Aber ob das bei der Mehrheit für die Entscheidung am Donnerstag im Stadtrat Nachdenklichkeit auslöst, muss leider bezweifelt werden. Denn schon wesentlich auffälligere Punkte waren im Gremium gestern kaum Nachfragen wert. Etwa zum Auswahlverfahren, das – obwohl bundesweit durchgeführt – nur ganze sechs Bewerbungen zur Folge hatte. Von denen die Verwaltung selbst gleich vier als vollkommen ungeeignet einstufte. Die zweite in den Augen des Personalamtes geeignete Person durfte sich allerdings gestern gar nicht vorstellen. So dass dem Ausschuss nur die Alternative “friß oder stirb” blieb. Und welcher Bad Kreuznacher Mandatsträger möchte schon vier Wochen vor der Jahrmarktseröffnung sterben?

Nicht weiter hinterfragt wurde daher auch die Aussage des Kandidaten, er arbeite derzeit sehr gern und erfolgreich in einem tollen Team, wolle sich aber trotzdem weiterentwickeln. Wozu zumindest finanziell kaum eine Perspektive besteht. Denn schon jetzt besetzt er eine A14-Stelle. Genau so ist die an der Spitze des Bad Kreuznacher Stadtrechtsamtes ausgewiesen. OB Letz machte dem neuen Mann in der Sitzung die Hoffnung, da könnte eine A15 daraus werden. Ausschußmitglieder, die mehr kommunalpolitische Erfahrung haben, als der neue OB, zuckten da zusammen. Denn die kennen den einschlägigen Prüfbericht des Landesrechnungshofes, der die derzeitige Besoldung der Stelle mit A16 als deutlich überzogen und nicht sachgerecht bewertet hat.

Insider wissen: solange die Stadt rote Zahlen schreibt, wird diese Stelle nicht mehr hochgestuft.
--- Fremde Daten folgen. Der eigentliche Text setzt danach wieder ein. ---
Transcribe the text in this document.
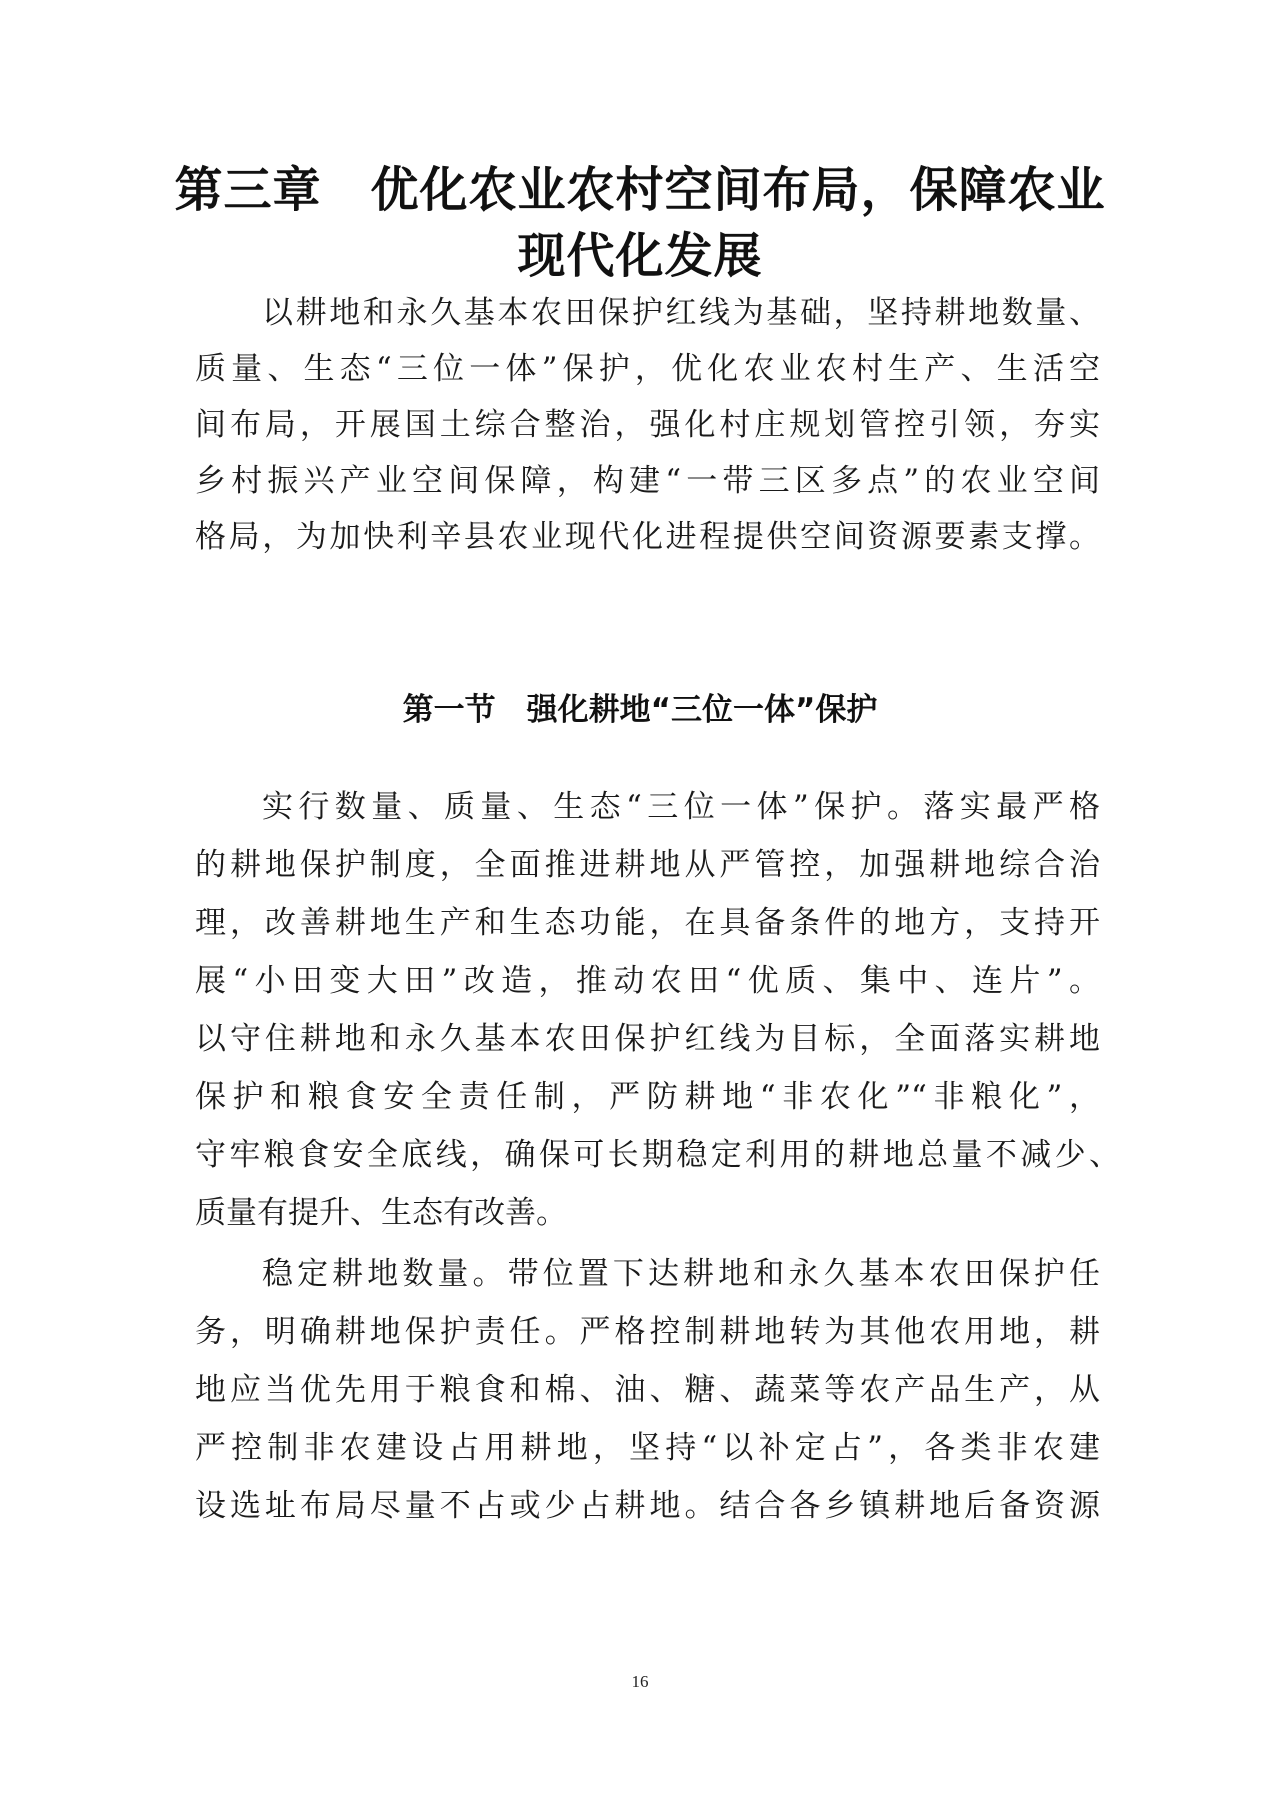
第三章　优化农业农村空间布局，保障农业
现代化发展
以耕地和永久基本农田保护红线为基础，坚持耕地数量、
质量、生态“三位一体”保护，优化农业农村生产、生活空
间布局，开展国土综合整治，强化村庄规划管控引领，夯实
乡村振兴产业空间保障，构建“一带三区多点”的农业空间
格局，为加快利辛县农业现代化进程提供空间资源要素支撑。
第一节　强化耕地“三位一体”保护
实行数量、质量、生态“三位一体”保护。落实最严格
的耕地保护制度，全面推进耕地从严管控，加强耕地综合治
理，改善耕地生产和生态功能，在具备条件的地方，支持开
展“小田变大田”改造，推动农田“优质、集中、连片”。
以守住耕地和永久基本农田保护红线为目标，全面落实耕地
保护和粮食安全责任制，严防耕地“非农化”“非粮化”，
守牢粮食安全底线，确保可长期稳定利用的耕地总量不减少、
质量有提升、生态有改善。
稳定耕地数量。带位置下达耕地和永久基本农田保护任
务，明确耕地保护责任。严格控制耕地转为其他农用地，耕
地应当优先用于粮食和棉、油、糖、蔬菜等农产品生产，从
严控制非农建设占用耕地，坚持“以补定占”，各类非农建
设选址布局尽量不占或少占耕地。结合各乡镇耕地后备资源
16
Blieb die Frage, wer den neuen Stadtrechtler mit den örtlichen Gegebenheiten und den dutzenden anhängigen Fällen vertraut macht. Amtsinhaberin Heiderose Häußermann hätte dies nach eigenem Bekunden gern getan. Sie ist aber schon in wenigen Wochen weg. Die Frist, in der der neue Stadtrechtsdirektor nach Bad Kreuznach wechseln kann – das kitzelten mehrere Ausschussmitglieder durch Nachfragen aus Personalamtsleiterin Isabelle Merker heraus – beträgt drei Monate. Wenn die rum sind, ist Heiderose Häußermann nicht mehr da. Das lief in den neunziger Jahren beim Wechsel von Häußermanns Vorgänger Burghard Beye (t) auf die noch amtierende Stadtrechtsdirektorin ganz anders.